Wallie let him think for a moment.

“But . . . you don’t know your—Shonsu’s—history, mentor. You—he—may have a real brother somewhere?”

“That’s what I thought, too, at first: that I had to seek out a brother. But the god did remove Shonsu’s parentmarks, and perhaps that was a hint. The oath is restricted, Nnanji. It may only be sworn by two swordsmen who have saved each other’s lives. That can never happen in the ways of honor, only in a real battle. I think that is why we were led into that slaughter yesterday. I saved you from Tarru, you saved me from Ghaniri. So you have a part in this mission also, and now we are free to swear the oath.”

Given the chance, Nnanji would have sat down cross-legged to hear a sutra, so Wallie began it before he could do so. It was short, as sutras went, and much less paradoxical or obscure than some. He needed only say it through once—Nnanji never forgot anything.
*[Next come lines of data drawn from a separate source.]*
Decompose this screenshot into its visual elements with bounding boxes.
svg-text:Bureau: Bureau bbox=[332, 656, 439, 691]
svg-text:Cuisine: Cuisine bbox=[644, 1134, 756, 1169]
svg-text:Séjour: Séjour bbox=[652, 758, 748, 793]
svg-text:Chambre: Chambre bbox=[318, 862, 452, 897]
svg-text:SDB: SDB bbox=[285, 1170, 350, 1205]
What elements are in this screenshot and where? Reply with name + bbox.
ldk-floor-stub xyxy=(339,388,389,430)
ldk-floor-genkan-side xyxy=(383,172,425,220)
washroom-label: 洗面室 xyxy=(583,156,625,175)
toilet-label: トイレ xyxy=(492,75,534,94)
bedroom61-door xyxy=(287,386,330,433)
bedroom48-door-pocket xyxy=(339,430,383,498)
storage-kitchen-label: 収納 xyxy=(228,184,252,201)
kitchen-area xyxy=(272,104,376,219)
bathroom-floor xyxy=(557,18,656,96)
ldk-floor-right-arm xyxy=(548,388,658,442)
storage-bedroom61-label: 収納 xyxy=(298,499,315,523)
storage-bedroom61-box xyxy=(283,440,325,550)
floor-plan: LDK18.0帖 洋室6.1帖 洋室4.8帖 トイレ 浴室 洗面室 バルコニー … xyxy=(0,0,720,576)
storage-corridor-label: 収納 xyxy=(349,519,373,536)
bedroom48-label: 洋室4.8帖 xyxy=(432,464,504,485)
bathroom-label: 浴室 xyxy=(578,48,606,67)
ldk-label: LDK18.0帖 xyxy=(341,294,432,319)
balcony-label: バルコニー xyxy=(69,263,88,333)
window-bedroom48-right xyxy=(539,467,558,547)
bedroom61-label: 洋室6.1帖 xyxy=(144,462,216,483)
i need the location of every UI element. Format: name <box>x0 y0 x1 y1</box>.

Then they continued to walk in silence, while Nnanji scowled again at the planks and moved his lips. Obviously the fourth oath was causing him trouble, and Wallie began to feel uneasy. He was certain that he had solved the first line of the riddle, and that he was supposed to swear that impossible oath with this gangly young swordsman. But what could he do if Nnanji refused? And why was he not eager to swear? He should be jubilant at the opportunity to be brother to the greatest swordsman in the World.